An intrastromal pocket with 9 mm of diameter and 300 µm of depth was created via a small incision of 3 mm using the PocketMaker Microkeratome, as described in details elsewhere (25, 26). The Microkeratome has a suction ring and a motor-driven blade. First, the suction ring fixes the applanator to the cornea and then the micro-vibrating diamond creates the stromal pocket. Once the pocket is created, the MyoRing is inserted into the pocket using implantation forceps and centration is adjusted using a keratoscope. All procedures were performed with the temporal approach of self-sealing incisions. No intraoperative complications were noted during the surgical procedure in any of the cases. Postoperatively, a silicone bandage contact lens was placed on the cornea and removed 24 hours after the operation. Postoperative treatment included a combination of betamethasone drops (Sina Darou), chloramphenicol drops (Sina Darou), and non-preserved artificial tear (Artelac; Baush and Lomb), four times daily. Chloramphenicol was discontinued one week postoperatively whereas betamethasone was tapered during four to six weeks.

3.2. Statistical Analysis

Statistical analysis was performed using the SPSS version 16 for Windows (version 16; SPSS Inc. Chicago, IL, USA). All visual acuity measurements were converted from the Snellen notation to LogMAR. The normality of distribution was checked for all variables. Continuous variables are expressed as mean ± standard deviation (SD). Qualitative variables are reported as frequencies (percentages).

The differences between pre and postoperative refractive and visual outcomes were tested using the paired t-test. The results were compared between preoperative and postoperative examinations, with a mean follow-up of ten months. The threshold of statistical significance was a P value of less than 0.05.

4. Results

The study evaluated 15 eyes of 15 patients (73% males and 27% females) with a mean age of 29.7 ± 8 years (range 22 to 49 years). The mean duration of follow-up was 10 months (range 6 - 12 months). Table 1 summarizes preoperative and postoperative outcomes.

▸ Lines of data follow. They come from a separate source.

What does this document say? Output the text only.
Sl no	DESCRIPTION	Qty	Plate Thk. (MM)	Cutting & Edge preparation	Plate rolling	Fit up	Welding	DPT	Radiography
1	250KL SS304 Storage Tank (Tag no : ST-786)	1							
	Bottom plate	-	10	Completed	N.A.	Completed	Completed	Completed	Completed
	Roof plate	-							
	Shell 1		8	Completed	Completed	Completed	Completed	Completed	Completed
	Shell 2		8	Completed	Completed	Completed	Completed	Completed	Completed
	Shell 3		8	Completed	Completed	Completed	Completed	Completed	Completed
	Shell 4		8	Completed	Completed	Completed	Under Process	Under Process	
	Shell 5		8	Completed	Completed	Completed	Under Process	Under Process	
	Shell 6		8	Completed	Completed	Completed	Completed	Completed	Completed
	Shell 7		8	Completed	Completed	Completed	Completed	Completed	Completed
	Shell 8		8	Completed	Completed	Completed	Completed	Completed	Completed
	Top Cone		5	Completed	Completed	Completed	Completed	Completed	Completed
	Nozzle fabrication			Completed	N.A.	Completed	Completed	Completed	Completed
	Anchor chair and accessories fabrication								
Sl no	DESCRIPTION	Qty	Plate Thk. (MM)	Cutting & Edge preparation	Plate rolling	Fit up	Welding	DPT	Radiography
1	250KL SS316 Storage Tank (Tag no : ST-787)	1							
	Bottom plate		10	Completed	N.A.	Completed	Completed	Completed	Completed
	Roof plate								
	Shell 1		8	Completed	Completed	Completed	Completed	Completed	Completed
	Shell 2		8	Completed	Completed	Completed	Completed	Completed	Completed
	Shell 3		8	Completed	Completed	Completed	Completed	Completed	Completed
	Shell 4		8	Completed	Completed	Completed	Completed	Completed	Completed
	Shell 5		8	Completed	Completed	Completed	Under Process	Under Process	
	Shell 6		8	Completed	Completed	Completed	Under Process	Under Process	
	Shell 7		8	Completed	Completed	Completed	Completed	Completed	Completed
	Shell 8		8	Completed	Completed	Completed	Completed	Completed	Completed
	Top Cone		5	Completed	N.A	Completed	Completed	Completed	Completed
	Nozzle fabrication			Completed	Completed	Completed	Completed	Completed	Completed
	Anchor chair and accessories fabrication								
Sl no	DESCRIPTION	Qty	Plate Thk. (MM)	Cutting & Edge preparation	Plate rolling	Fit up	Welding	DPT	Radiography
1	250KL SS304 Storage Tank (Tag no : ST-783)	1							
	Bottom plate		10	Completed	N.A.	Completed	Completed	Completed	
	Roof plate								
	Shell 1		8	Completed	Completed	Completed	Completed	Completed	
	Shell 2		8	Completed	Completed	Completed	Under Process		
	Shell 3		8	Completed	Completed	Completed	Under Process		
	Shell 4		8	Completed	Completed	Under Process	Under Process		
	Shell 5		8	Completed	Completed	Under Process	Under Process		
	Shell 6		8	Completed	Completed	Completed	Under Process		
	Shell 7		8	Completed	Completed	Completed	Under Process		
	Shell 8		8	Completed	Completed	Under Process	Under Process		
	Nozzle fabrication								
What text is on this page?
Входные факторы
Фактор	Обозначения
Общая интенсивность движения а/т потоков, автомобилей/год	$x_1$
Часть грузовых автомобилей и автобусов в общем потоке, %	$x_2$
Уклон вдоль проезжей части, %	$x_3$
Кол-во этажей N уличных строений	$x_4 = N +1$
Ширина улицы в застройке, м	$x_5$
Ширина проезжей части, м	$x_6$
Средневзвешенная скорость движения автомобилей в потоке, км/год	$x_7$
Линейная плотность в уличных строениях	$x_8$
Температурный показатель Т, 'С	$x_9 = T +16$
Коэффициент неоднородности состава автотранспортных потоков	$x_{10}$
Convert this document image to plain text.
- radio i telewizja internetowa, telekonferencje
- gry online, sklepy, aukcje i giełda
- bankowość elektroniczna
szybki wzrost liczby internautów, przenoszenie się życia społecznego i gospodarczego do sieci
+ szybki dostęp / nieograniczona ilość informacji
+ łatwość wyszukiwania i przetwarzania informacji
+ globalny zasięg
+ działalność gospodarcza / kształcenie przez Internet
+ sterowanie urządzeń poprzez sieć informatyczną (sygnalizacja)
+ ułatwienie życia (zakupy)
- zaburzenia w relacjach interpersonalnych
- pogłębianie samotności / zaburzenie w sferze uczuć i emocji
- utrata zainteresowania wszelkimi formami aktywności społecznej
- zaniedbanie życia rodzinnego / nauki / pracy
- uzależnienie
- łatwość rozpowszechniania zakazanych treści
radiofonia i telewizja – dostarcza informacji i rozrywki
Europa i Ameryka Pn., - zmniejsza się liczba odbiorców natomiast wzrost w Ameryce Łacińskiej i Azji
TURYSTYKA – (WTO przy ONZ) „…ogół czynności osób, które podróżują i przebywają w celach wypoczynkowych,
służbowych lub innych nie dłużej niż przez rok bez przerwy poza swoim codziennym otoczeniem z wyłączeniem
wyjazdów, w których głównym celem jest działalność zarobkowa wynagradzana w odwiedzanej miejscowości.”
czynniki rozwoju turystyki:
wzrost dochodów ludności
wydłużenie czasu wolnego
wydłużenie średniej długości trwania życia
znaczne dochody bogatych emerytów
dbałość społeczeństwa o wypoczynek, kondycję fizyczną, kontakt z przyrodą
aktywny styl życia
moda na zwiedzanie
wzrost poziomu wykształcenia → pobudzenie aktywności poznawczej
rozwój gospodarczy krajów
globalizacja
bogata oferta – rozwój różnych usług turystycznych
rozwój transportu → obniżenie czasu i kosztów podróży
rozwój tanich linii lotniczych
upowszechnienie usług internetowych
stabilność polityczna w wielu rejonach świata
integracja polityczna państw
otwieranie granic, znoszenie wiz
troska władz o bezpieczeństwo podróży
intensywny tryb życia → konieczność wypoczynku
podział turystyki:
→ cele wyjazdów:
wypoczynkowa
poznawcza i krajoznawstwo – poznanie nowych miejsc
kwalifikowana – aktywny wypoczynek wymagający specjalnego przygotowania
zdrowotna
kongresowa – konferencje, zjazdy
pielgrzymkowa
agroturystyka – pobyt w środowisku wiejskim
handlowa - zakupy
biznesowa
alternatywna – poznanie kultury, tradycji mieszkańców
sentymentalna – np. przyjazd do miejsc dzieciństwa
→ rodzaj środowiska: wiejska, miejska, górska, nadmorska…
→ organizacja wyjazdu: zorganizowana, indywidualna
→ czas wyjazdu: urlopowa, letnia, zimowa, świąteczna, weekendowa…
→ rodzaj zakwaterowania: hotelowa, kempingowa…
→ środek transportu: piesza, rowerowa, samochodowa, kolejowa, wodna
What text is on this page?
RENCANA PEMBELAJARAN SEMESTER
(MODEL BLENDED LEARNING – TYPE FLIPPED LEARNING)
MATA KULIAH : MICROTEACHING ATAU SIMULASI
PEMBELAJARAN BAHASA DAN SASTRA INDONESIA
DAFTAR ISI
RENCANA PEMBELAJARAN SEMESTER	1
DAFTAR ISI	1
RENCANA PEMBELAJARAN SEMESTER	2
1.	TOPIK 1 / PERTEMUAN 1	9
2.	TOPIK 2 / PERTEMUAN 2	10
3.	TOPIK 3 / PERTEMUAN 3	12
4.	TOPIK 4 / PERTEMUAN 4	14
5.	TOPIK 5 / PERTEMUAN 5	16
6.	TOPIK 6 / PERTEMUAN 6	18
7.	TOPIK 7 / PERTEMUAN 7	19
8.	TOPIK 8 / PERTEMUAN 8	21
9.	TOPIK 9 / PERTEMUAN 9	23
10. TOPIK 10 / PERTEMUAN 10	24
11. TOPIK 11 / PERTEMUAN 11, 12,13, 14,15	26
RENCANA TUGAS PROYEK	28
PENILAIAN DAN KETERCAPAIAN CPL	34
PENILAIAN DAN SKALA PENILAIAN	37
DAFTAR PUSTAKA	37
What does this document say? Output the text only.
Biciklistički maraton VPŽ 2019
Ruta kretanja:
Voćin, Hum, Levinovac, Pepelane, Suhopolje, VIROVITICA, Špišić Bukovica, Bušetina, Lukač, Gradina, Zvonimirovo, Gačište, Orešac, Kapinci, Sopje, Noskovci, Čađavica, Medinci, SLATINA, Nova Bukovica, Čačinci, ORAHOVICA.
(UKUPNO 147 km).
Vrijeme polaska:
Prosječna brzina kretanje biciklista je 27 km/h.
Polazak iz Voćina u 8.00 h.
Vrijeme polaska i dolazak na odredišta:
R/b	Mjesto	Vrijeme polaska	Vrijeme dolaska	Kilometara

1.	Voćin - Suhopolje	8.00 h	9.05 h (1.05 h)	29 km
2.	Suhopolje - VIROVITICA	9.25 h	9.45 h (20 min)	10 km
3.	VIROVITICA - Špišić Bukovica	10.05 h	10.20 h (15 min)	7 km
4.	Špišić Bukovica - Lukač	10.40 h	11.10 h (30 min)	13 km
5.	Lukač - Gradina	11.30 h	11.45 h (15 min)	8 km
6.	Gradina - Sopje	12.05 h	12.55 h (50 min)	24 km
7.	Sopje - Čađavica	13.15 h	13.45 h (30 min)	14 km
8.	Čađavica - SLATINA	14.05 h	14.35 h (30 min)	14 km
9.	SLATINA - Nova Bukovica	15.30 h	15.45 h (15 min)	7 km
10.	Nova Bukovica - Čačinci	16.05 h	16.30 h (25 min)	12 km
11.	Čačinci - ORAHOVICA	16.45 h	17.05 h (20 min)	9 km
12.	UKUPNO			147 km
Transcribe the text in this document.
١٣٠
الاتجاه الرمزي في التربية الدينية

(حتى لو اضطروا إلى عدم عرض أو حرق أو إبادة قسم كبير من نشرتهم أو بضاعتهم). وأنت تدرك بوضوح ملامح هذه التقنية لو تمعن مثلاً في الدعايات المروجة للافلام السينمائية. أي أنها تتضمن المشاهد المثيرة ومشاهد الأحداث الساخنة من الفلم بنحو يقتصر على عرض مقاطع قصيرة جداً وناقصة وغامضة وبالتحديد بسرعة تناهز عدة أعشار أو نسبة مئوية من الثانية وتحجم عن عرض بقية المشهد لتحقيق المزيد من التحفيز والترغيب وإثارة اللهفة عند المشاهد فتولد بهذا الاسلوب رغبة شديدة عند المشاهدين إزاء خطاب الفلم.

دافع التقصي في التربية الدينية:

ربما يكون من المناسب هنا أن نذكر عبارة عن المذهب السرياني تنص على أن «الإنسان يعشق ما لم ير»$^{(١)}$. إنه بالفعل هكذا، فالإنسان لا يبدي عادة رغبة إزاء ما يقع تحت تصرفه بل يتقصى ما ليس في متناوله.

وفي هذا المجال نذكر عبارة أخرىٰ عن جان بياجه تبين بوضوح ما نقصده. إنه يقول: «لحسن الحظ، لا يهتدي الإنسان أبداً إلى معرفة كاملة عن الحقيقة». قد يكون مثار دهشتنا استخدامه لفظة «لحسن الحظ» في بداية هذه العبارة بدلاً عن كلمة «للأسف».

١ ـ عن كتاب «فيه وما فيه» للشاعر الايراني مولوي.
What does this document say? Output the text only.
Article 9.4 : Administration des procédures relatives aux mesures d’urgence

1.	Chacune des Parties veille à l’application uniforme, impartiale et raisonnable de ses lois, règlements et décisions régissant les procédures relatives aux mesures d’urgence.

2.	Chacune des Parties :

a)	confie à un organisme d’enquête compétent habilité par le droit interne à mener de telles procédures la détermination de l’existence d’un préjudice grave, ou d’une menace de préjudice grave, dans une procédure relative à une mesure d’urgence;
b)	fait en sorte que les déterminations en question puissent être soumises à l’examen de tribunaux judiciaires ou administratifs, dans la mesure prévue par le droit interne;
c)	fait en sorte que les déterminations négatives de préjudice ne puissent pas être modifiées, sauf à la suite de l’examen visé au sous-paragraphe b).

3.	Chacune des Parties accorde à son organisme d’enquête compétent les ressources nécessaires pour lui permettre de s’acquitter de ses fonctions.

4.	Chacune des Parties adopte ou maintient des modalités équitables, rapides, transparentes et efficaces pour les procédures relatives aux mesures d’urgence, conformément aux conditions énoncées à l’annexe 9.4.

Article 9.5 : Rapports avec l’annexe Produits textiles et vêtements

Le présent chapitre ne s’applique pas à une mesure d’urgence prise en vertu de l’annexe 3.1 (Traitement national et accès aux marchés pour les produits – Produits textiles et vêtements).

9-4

Table 1. Visual and Refractive Outcomesa
ParameterPreoperativePostoperativeP Value
Mean ± SDRangeMean ± SDRange
UDVA (log MAR)1.13 ± 0.210.7 to 1.300.24 ± 0.120 to 0.5< 0.001
CDVA (log MAR)0.4 ± 0.120.3 to 0.70.18 ± 0.090 to 0.4< 0.001
Sphere (D)-3.20 ± 3.40-10.00 to 00.01 ± 1.90-5.00 to 2.50< 0.001
Cylinder (D)-5.50 ± 1.20-7.00 to -3.00-1.50 ± 1.00-3.50 to 0< 0.001
SE (D)-6.00 ± 3.60-13.00 to -1.75-0.70 ± 1.90-6.00 to +1.75< 0.001

aAbbreviations: D, diopters; CDVA, corrected distance visual acuity; SE, spherical equivalent; UDVA, uncorrected distance visual acuity.

4.1. Visual Outcome

The mean UDVA (LogMAR) improved significantly from 1.13 ± 0.21, preoperatively, to 0.24 ± 0.12, postoperatively (P < 0.001). The UDVA improved in all eyes (100%). The improvement in mean UDVA was approximately nine lines of LogMAR. At the end of the follow-up period, 12 (80%) of the 15 eyes had a UDVA of 20/40 or more. The UDVA was 20/50 in three (20%) eyes, 20/40 in one (6%) eye, 20/32 in nine (60%) eyes, and 20/20 in two (13%) eyes.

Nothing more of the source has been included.